On a machine with internet access:
# Download from Hugging Face
pip install huggingface_hub
huggingface-cli download QuantTrio/Qwen3.5-9B-AWQ \
  --local-dir ./qwen35-9b-awq

# Push to your Git repository
cd your-model-repo
cp -r ./qwen35-9b-awq ./models/qwen35-9b-awq
git add models/qwen35-9b-awq
git commit -m "add Qwen3.5-9B-AWQ weights"
git push
LFS objects (the large weight files) are uploaded to your Git provider’s LFS storage automatically.

3. Create a pull secret in the cluster

Create a read-only access token in your Git provider, then store it as a Kubernetes Secret:
kubectl create secret generic model-repo-credentials \
  --namespace cobi \
  --from-literal=GIT_REPO_URL="https://github.com/your-org/your-model-repo.git" \
  --from-literal=GIT_USERNAME="<username-or-oauth2>" \
  --from-literal=GIT_TOKEN="<read-only-pat-or-deploy-token>"
For GitHub, create a fine-grained PAT with read-only access to the model repository. For GitLab, use a project deploy token with read_repository scope. For Gitea, create an application token.

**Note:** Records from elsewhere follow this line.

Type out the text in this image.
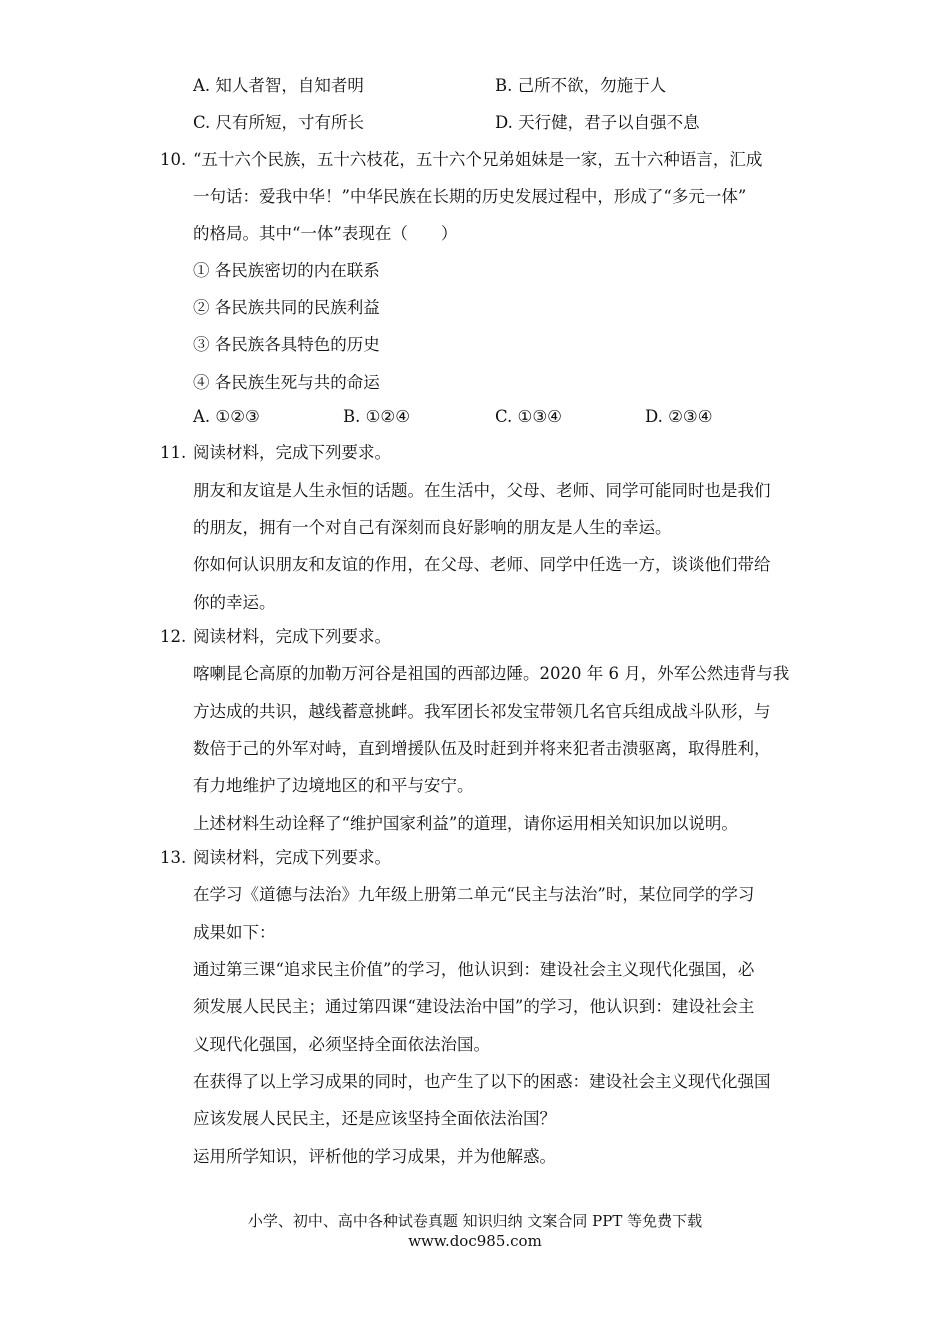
A. 知人者智，自知者明	B. 己所不欲，勿施于人
C. 尺有所短，寸有所长	D. 天行健，君子以自强不息
10. “五十六个民族，五十六枝花，五十六个兄弟姐妹是一家，五十六种语言，汇成
一句话：爱我中华！”中华民族在长期的历史发展过程中，形成了“多元一体”
的格局。其中“一体”表现在（　　）
① 各民族密切的内在联系
② 各民族共同的民族利益
③ 各民族各具特色的历史
④ 各民族生死与共的命运
A. ①②③	B. ①②④	C. ①③④	D. ②③④
11. 阅读材料，完成下列要求。
朋友和友谊是人生永恒的话题。在生活中，父母、老师、同学可能同时也是我们
的朋友，拥有一个对自己有深刻而良好影响的朋友是人生的幸运。
你如何认识朋友和友谊的作用，在父母、老师、同学中任选一方，谈谈他们带给
你的幸运。
12. 阅读材料，完成下列要求。
喀喇昆仑高原的加勒万河谷是祖国的西部边陲。2020 年 6 月，外军公然违背与我
方达成的共识，越线蓄意挑衅。我军团长祁发宝带领几名官兵组成战斗队形，与
数倍于己的外军对峙，直到增援队伍及时赶到并将来犯者击溃驱离，取得胜利，
有力地维护了边境地区的和平与安宁。
上述材料生动诠释了“维护国家利益”的道理，请你运用相关知识加以说明。
13. 阅读材料，完成下列要求。
在学习《道德与法治》九年级上册第二单元“民主与法治”时，某位同学的学习
成果如下：
通过第三课“追求民主价值”的学习，他认识到：建设社会主义现代化强国，必
须发展人民民主；通过第四课“建设法治中国”的学习，他认识到：建设社会主
义现代化强国，必须坚持全面依法治国。
在获得了以上学习成果的同时，也产生了以下的困惑：建设社会主义现代化强国
应该发展人民民主，还是应该坚持全面依法治国？
运用所学知识，评析他的学习成果，并为他解惑。
小学、初中、高中各种试卷真题 知识归纳 文案合同 PPT 等免费下载
www.doc985.com
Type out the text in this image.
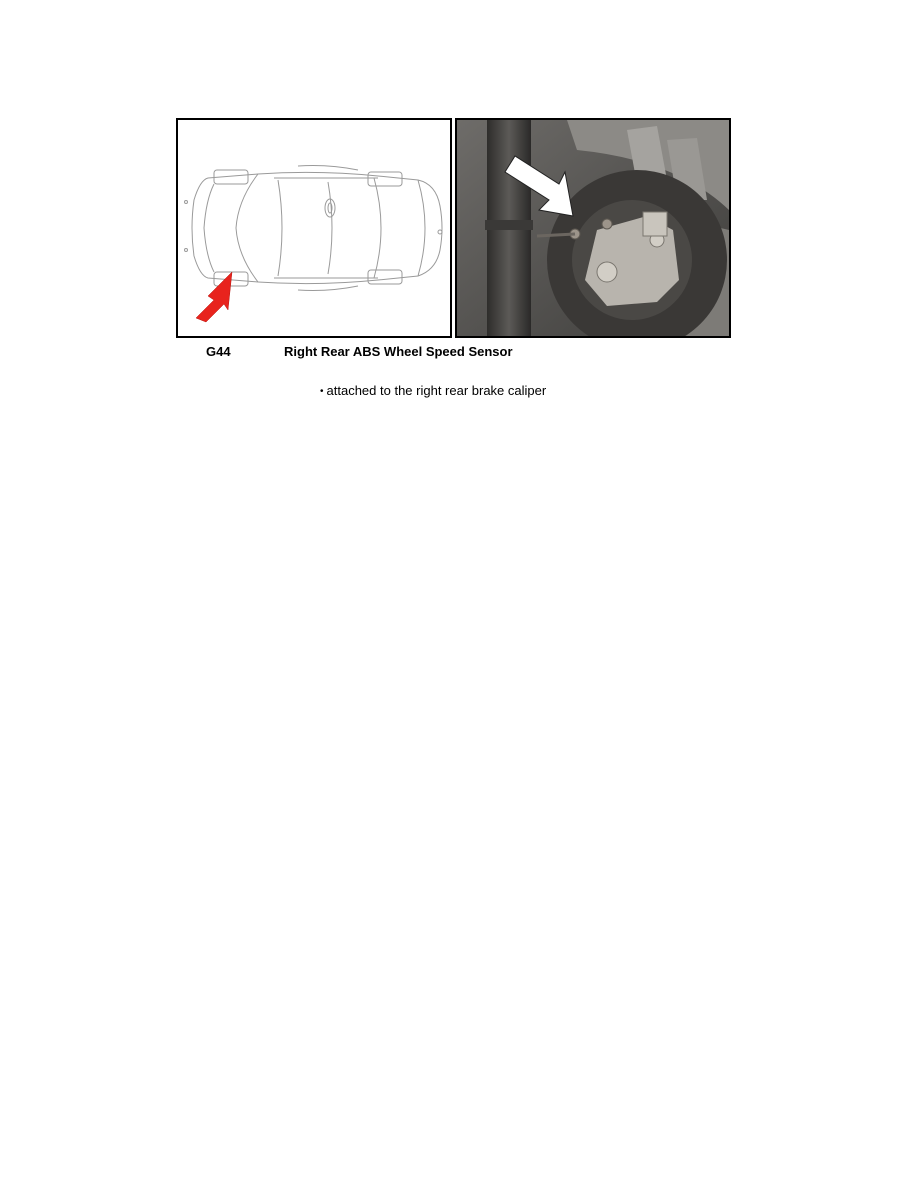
G44	Right Rear ABS Wheel Speed Sensor
• attached to the right rear brake caliper
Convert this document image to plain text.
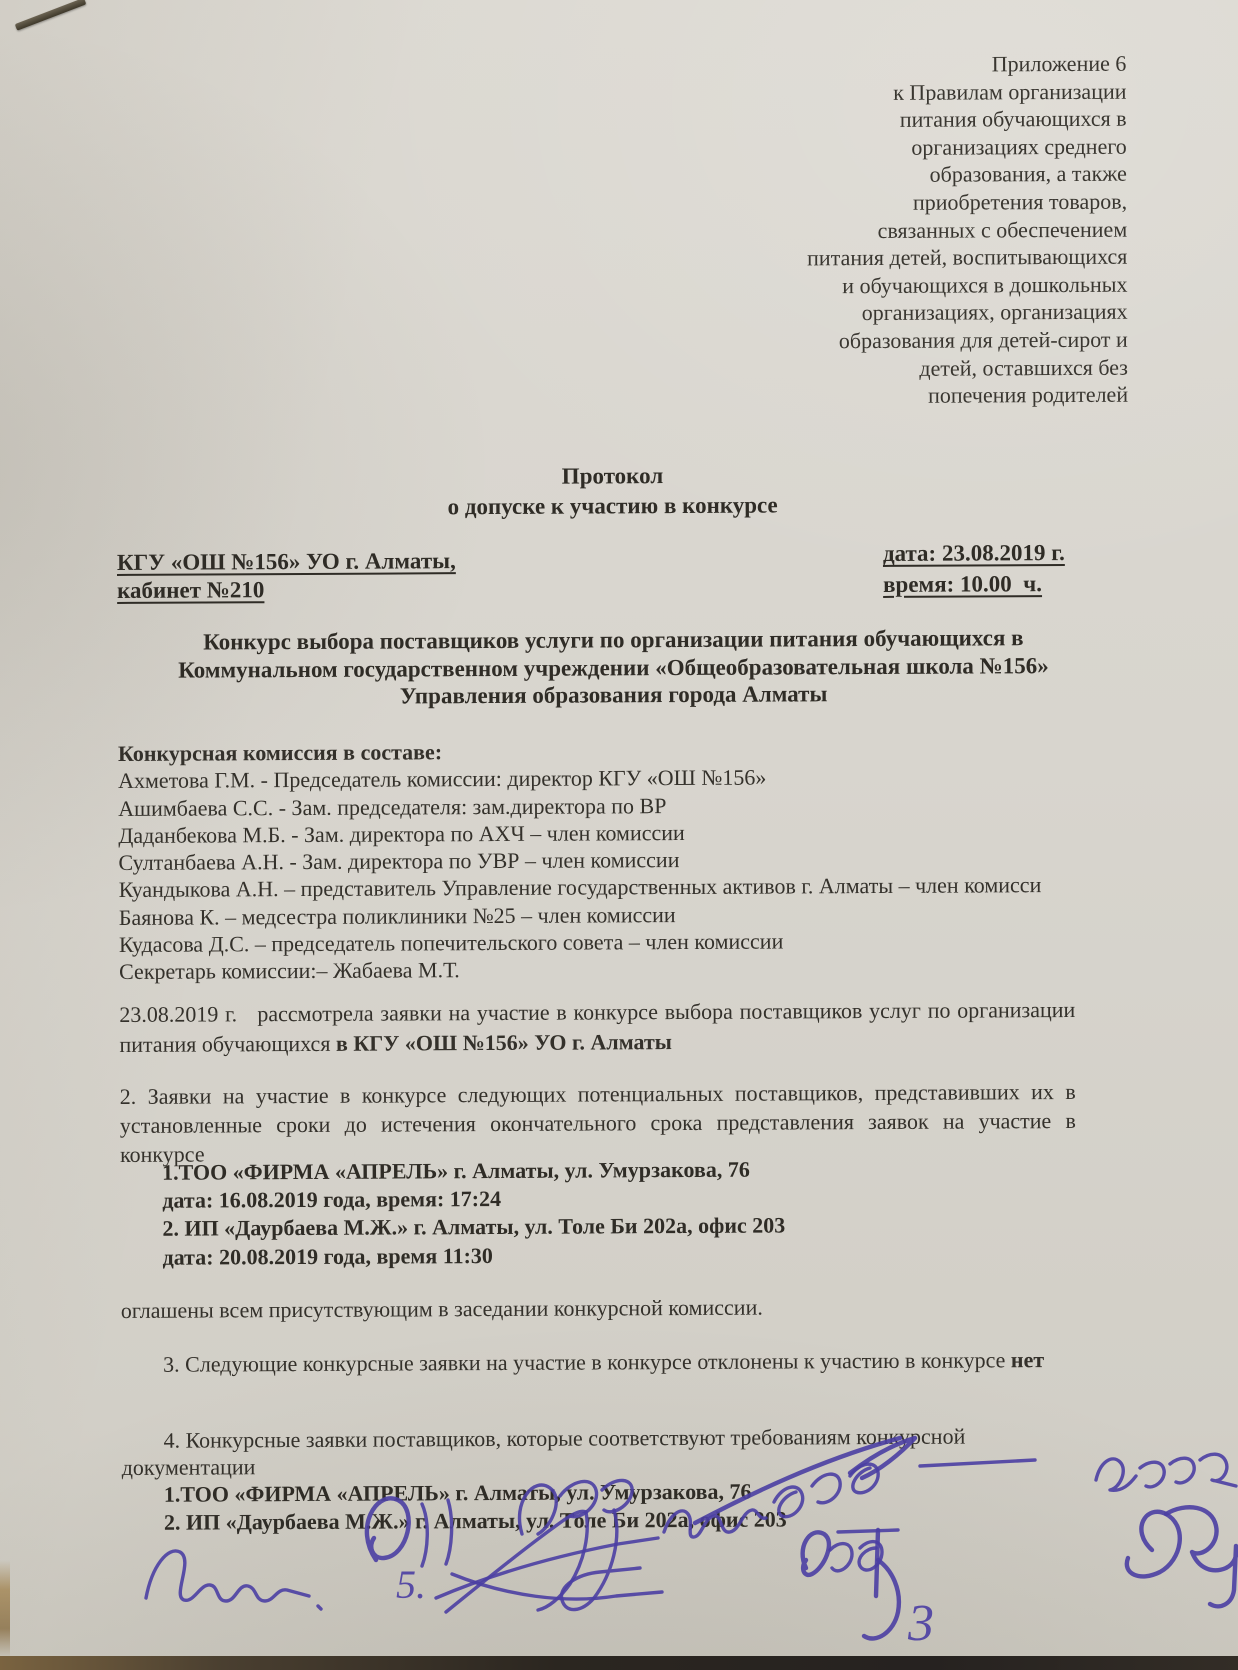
Приложение 6
к Правилам организации
питания обучающихся в
организациях среднего
образования, а также
приобретения товаров,
связанных с обеспечением
питания детей, воспитывающихся
и обучающихся в дошкольных
организациях, организациях
образования для детей-сирот и
детей, оставшихся без
попечения родителей
Протокол
о допуске к участию в конкурсе
КГУ «ОШ №156» УО г. Алматы,
кабинет №210
дата: 23.08.2019 г.
время: 10.00  ч.
Конкурс выбора поставщиков услуги по организации питания обучающихся в
Коммунальном государственном учреждении «Общеобразовательная школа №156»
Управления образования города Алматы
Конкурсная комиссия в составе:
Ахметова Г.М. - Председатель комиссии: директор КГУ «ОШ №156»
Ашимбаева С.С. - Зам. председателя: зам.директора по ВР
Даданбекова М.Б. - Зам. директора по АХЧ – член комиссии
Султанбаева А.Н. - Зам. директора по УВР – член комиссии
Куандыкова А.Н. – представитель Управление государственных активов г. Алматы – член комисси
Баянова К. – медсестра поликлиники №25 – член комиссии
Кудасова Д.С. – председатель попечительского совета – член комиссии
Секретарь комиссии:– Жабаева М.Т.
23.08.2019 г.   рассмотрела заявки на участие в конкурсе выбора поставщиков услуг по организации питания обучающихся в КГУ «ОШ №156» УО г. Алматы
2. Заявки на участие в конкурсе следующих потенциальных поставщиков, представивших их в установленные сроки до истечения окончательного срока представления заявок на участие в конкурсе
1.ТОО «ФИРМА «АПРЕЛЬ» г. Алматы, ул. Умурзакова, 76
дата: 16.08.2019 года, время: 17:24
2. ИП «Даурбаева М.Ж.» г. Алматы, ул. Толе Би 202а, офис 203
дата: 20.08.2019 года, время 11:30
оглашены всем присутствующим в заседании конкурсной комиссии.
3. Следующие конкурсные заявки на участие в конкурсе отклонены к участию в конкурсе нет
4. Конкурсные заявки поставщиков, которые соответствуют требованиям конкурсной документации
1.ТОО «ФИРМА «АПРЕЛЬ» г. Алматы, ул. Умурзакова, 76
2. ИП «Даурбаева М.Ж.» г. Алматы, ул. Толе Би 202а, офис 203
5.
3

4. Configure the vLLM init container

Replace the busybox init container with an alpine/git image that clones the repo and pulls LFS files. The model weights land on the PVC at /data/model before vLLM starts.
vllmstack:
  enabled: true

  servingEngineSpec:
    enableEngine: true
    runtimeClassName: "nvidia"

    tolerations:
      - key: "nvidia.com/gpu"
        operator: "Exists"
        effect: "NoSchedule"

    modelSpec:
      - name: "qwen35-9b"
        repository: "vllm/vllm-openai"
        tag: "latest"
        modelURL: "/data/model/models/qwen35-9b-awq"   # local path — no HF download
        replicaCount: 1

        requestCPU: 4
        requestMemory: "28Gi"
        requestGPU: 1
        limitCPU: "4"
        limitMemory: "28Gi"
        shmSize: "2Gi"
        pvcStorage: "80Gi"
        pvcAccessMode:
          - ReadWriteOnce

        env:
          - name: TMPDIR
            value: /data/tmp
          - name: GIT_REPO_URL
            valueFrom:
              secretKeyRef:
                name: model-repo-credentials
                key: GIT_REPO_URL
          - name: GIT_USERNAME
            valueFrom:
              secretKeyRef:
                name: model-repo-credentials
                key: GIT_USERNAME
          - name: GIT_TOKEN
            valueFrom:
              secretKeyRef:
                name: model-repo-credentials
                key: GIT_TOKEN

        initContainer:
          name: pull-model-weights
          image: alpine/git:2.43.0
          command: ["sh"]
          args:
            - -c
            - |
              set -e
              mkdir -p /data/tmp /data/model /data/.cache
              chmod -R 777 /data
              # Skip clone if weights already exist (pod restart)
              if [ -d /data/model/models/qwen35-9b-awq ]; then
                echo "Model weights already present, skipping clone."
                exit 0
              fi
              # Install git-lfs
              apk add --no-cache git-lfs
              git lfs install
              # Clone with embedded credentials (shallow, LFS enabled)
              REPO_URL="https://${GIT_USERNAME}:${GIT_TOKEN}@$(echo $GIT_REPO_URL | sed 's|https://||')"
              git clone --depth=1 "$REPO_URL" /data/model
              echo "Model weights pulled successfully."
          mountPvcStorage: true

        vllmConfig:
          dtype: "float16"
          tensorParallelSize: 1
          maxModelLen: 8192
          gpuMemoryUtilization: 0.90
          enableChunkedPrefill: true
          enablePrefixCaching: false
          maxNumSeqs: 16
          extraArgs:
            - "--trust-remote-code"
            - "--quantization"
            - "awq"
            - "--enforce-eager"
            - "--attention-backend"
            - "flashinfer"
            - "--max-num-batched-tokens"
            - "1024"
            - "--disable-log-stats"

  routerSpec:
    enableRouter: false
The init container skips cloning if the weights directory already exists. This avoids re-downloading on pod restarts. If you push new weights to the repo, delete the PVC and let the pod reprovision.

Option B — MinIO

Since MinIO is already running in the cluster, you can use it as a model registry. Upload weights once; the init container fetches them on first pod start.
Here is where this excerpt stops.